También recordó la necesidad de la humildad ante los embates del mundo. “Con la tempestad, se cayó el maquillaje de esos estereotipos con los que disfrazábamos nuestros egos siempre pretenciosos de querer aparentar; y dejó al descubierto, una vez más, esa pertenencia común de la que no podemos ni queremos evadirnos; esa pertenencia de hermanos”, afirmó el papa, en un instante en que las vanidades del hombre se desmoronaban una a una.
Y reivindicó la fe como escudo del cristiano. Lanzó una pregunta del Evangelio, que aún resuena en los oídos de muchos cuando afrontan la tempestad: “¿Por qué tenéis miedo? ¿Acaso no tenéis fe?”.
Francisco invitó a abrazar la cruz y añadió una reflexión para la historia: “No somos autosuficientes; solos nos hundimos. Necesitamos al Señor como los antiguos marineros las estrellas. Invitemos a Jesús a la barca de nuestra vida. Entreguémosle nuestros temores, para que los venza. Al igual que los discípulos, experimentaremos que, con Él a bordo, no se naufraga. Porque esta es la fuerza de Dios: convertir en algo bueno todo lo que nos sucede, incluso lo malo. Él trae serenidad en nuestras tormentas, porque con Dios la vida nunca muere”.
Con estas y muchas otras frases ya célebres, el pontífice argentino reconfortó a una humanidad derrotada, desesperanzada y agobiada. Dios fue el consuelo para miles de corazones desolados.

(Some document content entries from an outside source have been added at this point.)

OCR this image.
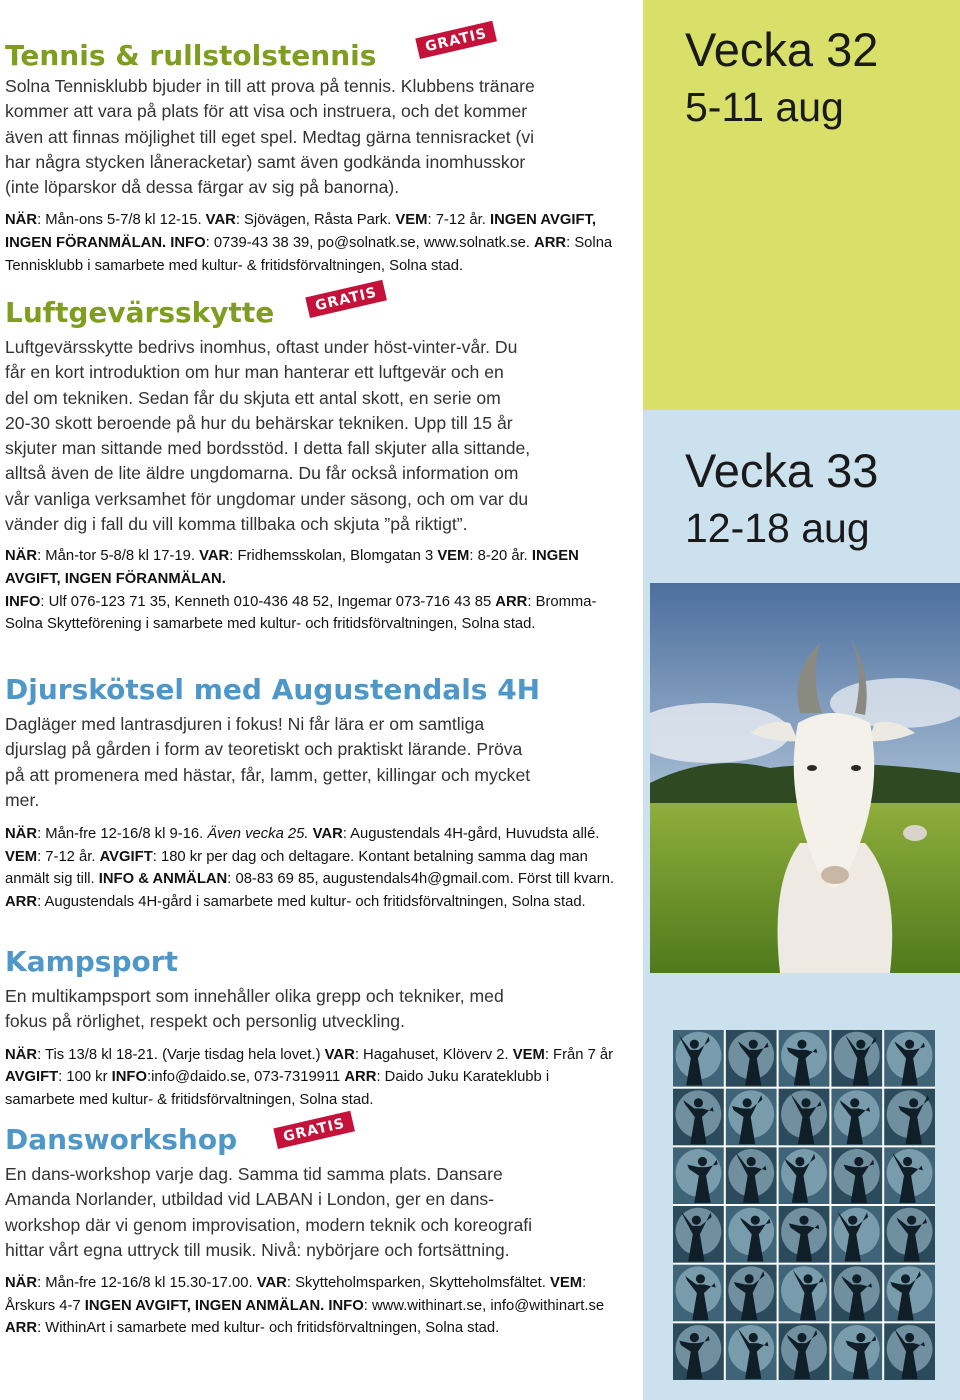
Vecka 32
5-11 aug
Vecka 33
12-18 aug
Tennis & rullstolstennis	GRATIS
Solna Tennisklubb bjuder in till att prova på tennis. Klubbens tränare
kommer att vara på plats för att visa och instruera, och det kommer
även att finnas möjlighet till eget spel. Medtag gärna tennisracket (vi
har några stycken låneracketar) samt även godkända inomhusskor
(inte löparskor då dessa färgar av sig på banorna).

NÄR: Mån-ons 5-7/8 kl 12-15. VAR: Sjövägen, Råsta Park. VEM: 7-12 år. INGEN AVGIFT, INGEN FÖRANMÄLAN. INFO: 0739-43 38 39, po@solnatk.se, www.solnatk.se. ARR: Solna Tennisklubb i samarbete med kultur- & fritidsförvaltningen, Solna stad.

Luftgevärsskytte	GRATIS
Luftgevärsskytte bedrivs inomhus, oftast under höst-vinter-vår. Du
får en kort introduktion om hur man hanterar ett luftgevär och en
del om tekniken. Sedan får du skjuta ett antal skott, en serie om
20-30 skott beroende på hur du behärskar tekniken. Upp till 15 år
skjuter man sittande med bordsstöd. I detta fall skjuter alla sittande,
alltså även de lite äldre ungdomarna. Du får också information om
vår vanliga verksamhet för ungdomar under säsong, och om var du
vänder dig i fall du vill komma tillbaka och skjuta ”på riktigt”.

NÄR: Mån-tor 5-8/8 kl 17-19. VAR: Fridhemsskolan, Blomgatan 3 VEM: 8-20 år. INGEN AVGIFT, INGEN FÖRANMÄLAN.
INFO: Ulf 076-123 71 35, Kenneth 010-436 48 52, Ingemar 073-716 43 85 ARR: Bromma-Solna Skytteförening i samarbete med kultur- och fritidsförvaltningen, Solna stad.

Djurskötsel med Augustendals 4H
Dagläger med lantrasdjuren i fokus! Ni får lära er om samtliga
djurslag på gården i form av teoretiskt och praktiskt lärande. Pröva
på att promenera med hästar, får, lamm, getter, killingar och mycket
mer.

NÄR: Mån-fre 12-16/8 kl 9-16. Även vecka 25. VAR: Augustendals 4H-gård, Huvudsta allé. VEM: 7-12 år. AVGIFT: 180 kr per dag och deltagare. Kontant betalning samma dag man anmält sig till. INFO & ANMÄLAN: 08-83 69 85, augustendals4h@gmail.com. Först till kvarn. ARR: Augustendals 4H-gård i samarbete med kultur- och fritidsförvaltningen, Solna stad.

Kampsport
En multikampsport som innehåller olika grepp och tekniker, med
fokus på rörlighet, respekt och personlig utveckling.

NÄR: Tis 13/8 kl 18-21. (Varje tisdag hela lovet.) VAR: Hagahuset, Klöverv 2. VEM: Från 7 år AVGIFT: 100 kr INFO:info@daido.se, 073-7319911 ARR: Daido Juku Karateklubb i samarbete med kultur- & fritidsförvaltningen, Solna stad.

Dansworkshop	GRATIS
En dans-workshop varje dag. Samma tid samma plats. Dansare
Amanda Norlander, utbildad vid LABAN i London, ger en dans-
workshop där vi genom improvisation, modern teknik och koreografi
hittar vårt egna uttryck till musik. Nivå: nybörjare och fortsättning.

NÄR: Mån-fre 12-16/8 kl 15.30-17.00. VAR: Skytteholmsparken, Skytteholmsfältet. VEM: Årskurs 4-7 INGEN AVGIFT, INGEN ANMÄLAN. INFO: www.withinart.se, info@withinart.se ARR: WithinArt i samarbete med kultur- och fritidsförvaltningen, Solna stad.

“El mensaje que me quedó fue la tranquilidad del Papa en una difícil temporada. Nunca sintió miedo al virus y tampoco fue ajeno a la ciencia, a entrar en el esquema de vacunación. Varios de nosotros sentimos temor y eso nos afectó demasiado. El papa nos recordó que Dios es amor”, dijo José Torres, quien vivió horas desafiantes por causa de la pandemia.
Él y muchas otras personas guardan en el recuerdo esa imagen conmovedora, humana y esperanzadora del papa Francisco, inclinado ante la cruz, que, sin duda, quedará en la retina como un símbolo de esperanza en medio de la rendición del planeta entero.
Hoy, la Plaza de San Pedro vuelve a estar atiborrada, el mundo vive una nueva oportunidad, aunque con muchos dolores y enseñanzas a cuestas, pero ante todo, con la reivindicación de la fe, porque quedó claro que esta no será la única tormenta y que el ser humano es inevitablemente vulnerable ante los vaivenes de la existencia.